Turkish jewelry exporters seeking new markets after Russia losses

Turkish jewelry exporters seeking new markets after Russia losses

ISTANBUL - Reuters
Turkish jewelry exporters seeking new markets after Russia losses

AA Photo

Turkish jewelry producers aim to increase their exports by 30 percent to $3.5 billion this year by focusing on new markets, after seeing decreases of around 15 percent in year-on-year exports in 2015 amid the loss of one of their key markets, Russia.  

“Russia and the Turkic republics have been our key markets, but Russian economic activities have ground to a halt since the Ukraine crisis. This has also negatively affected Russia’s neighboring countries including the Turkic republics,” said Jewelry Exporters Association (MİB) head Ayhan Güner, adding that the jet crisis between Turkey and Russia has worsened the situation. 

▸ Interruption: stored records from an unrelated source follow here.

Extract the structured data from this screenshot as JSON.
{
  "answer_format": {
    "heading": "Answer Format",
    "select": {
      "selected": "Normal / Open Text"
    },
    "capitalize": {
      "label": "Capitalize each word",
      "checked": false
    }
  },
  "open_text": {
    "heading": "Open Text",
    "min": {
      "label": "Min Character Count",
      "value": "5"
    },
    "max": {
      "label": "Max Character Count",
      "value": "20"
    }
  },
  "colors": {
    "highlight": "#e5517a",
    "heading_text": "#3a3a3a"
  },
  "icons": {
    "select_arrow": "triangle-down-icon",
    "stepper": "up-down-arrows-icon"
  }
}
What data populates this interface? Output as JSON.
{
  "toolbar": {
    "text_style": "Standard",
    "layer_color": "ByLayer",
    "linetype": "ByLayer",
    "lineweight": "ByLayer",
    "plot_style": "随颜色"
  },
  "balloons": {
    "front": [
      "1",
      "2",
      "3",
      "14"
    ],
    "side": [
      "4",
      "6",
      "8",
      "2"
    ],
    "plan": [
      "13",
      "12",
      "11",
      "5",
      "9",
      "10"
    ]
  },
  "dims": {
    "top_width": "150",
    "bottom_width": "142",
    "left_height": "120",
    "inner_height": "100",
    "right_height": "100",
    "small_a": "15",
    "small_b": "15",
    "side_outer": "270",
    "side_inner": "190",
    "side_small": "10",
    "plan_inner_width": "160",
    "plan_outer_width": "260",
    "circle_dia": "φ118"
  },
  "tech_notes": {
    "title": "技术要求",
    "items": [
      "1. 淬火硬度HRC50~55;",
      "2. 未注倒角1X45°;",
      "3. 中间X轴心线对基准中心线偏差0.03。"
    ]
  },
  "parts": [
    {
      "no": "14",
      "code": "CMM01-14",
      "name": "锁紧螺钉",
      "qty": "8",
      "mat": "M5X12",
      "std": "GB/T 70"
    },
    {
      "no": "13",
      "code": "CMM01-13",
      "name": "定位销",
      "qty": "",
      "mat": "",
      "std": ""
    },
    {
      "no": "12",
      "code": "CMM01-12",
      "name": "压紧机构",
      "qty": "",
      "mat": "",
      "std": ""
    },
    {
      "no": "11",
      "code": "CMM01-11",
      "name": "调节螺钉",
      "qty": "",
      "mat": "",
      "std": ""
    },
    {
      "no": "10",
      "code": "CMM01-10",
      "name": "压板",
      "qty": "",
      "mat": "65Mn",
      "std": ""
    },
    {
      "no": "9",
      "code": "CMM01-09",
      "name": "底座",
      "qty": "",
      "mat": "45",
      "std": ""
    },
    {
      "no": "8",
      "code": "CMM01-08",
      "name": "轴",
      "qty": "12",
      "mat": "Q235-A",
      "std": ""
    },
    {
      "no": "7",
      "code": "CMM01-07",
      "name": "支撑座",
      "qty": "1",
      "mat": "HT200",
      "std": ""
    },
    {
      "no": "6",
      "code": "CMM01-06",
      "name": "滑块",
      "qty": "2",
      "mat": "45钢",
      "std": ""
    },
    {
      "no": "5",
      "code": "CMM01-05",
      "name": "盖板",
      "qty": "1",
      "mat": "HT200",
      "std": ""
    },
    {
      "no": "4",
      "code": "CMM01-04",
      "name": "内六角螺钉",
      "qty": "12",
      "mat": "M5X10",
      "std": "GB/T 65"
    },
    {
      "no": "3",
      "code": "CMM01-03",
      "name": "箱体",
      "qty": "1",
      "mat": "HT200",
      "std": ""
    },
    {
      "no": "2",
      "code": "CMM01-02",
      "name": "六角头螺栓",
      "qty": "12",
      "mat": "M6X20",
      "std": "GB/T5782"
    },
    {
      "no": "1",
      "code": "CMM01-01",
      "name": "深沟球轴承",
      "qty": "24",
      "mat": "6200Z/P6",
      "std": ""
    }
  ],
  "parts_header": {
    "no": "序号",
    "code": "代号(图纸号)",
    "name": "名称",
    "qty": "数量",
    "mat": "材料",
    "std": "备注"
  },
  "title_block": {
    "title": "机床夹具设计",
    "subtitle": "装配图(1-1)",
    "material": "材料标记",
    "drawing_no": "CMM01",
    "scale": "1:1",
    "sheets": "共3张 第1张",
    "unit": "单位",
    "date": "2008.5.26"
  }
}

The sector’s exports fell in the last three months of 2015 amid the crisis after Turkey shot down a Russian jet on the Syrian border and the huge refugee inflow, although the sector had shown a good performance in the first nine months of the year. 

According to MİB data, jewelry exports - excluding plate gold sales - fell by 14.6 percent to $2.65 billion in 2015 compared to the previous year, though exports increased by 9.77 percent on a weight basis to 3,500 tons. 

Güner said the main reason behind the drop in exports on a value basis was the plunge in the gold price. 

“While the gold price was around $50,000 per kilo two years ago, this figure has now slumped to around $32,000-33,000. If the gold price had not declined, our exports would have increased by 30 percent on a value basis,” he said. 

The biggest decline was seen in the Russian market, which fell by around 71 percent in 2015 compared to the previous year. The sector also saw a fall in sales to Iran, the United Arab Emirates (UAE), Hong Kong, Germany, Kyrgyzstan, Belgium and Kazakhstan. 

 “We aim to boost our exports to $3.5 billion despite all these hurdles. As we have lost the Russian market, we are focusing on new markets, including the Far East and the Americas as well as Europe. Great potential in these markets make us optimistic,” Güner stated. 

According to MİB data, Turkey’s jewelry exports to Mexico increased by 27.27 percent, Lebanon by 21.67 percent and the U.S. by 15.84 percent last year from 2014. The sector also boosted its exports to Israel, Italy, Singapore, Poland, Britain and Romania. 

Güner noted that his association will organize two fairs in March and October. 

“The general outlook of this year’s exports will start to become clearer after the fairs. For instance, China’s largest 15 store chains - with more than 4,000 stores - will attend the fairs for the first time. With just their orders we’ll be able to reach our export target,” he said. 

Saying the required legal regulations for the establishment of a Diamond Bourse were recently completed, Güner also noted. 

“One of the biggest obstacles in front of the diamond trade - the special consumption tax on diamond at 20 percent – has been abolished. In addition, bourse members will not pay taxes for reciprocal transactions among themselves. In addition to such eases in the tax system, Turkey is also advantageous in terms of logistics. We have also started preparations for diamond cutting and processing. The Belgian, Israeli and Dubai bourses earn around $100 billion annually through the diamond trade. We aim to lure 10 percent of this volume to Turkey over the next two years, which will boost our exports significantly,” he said.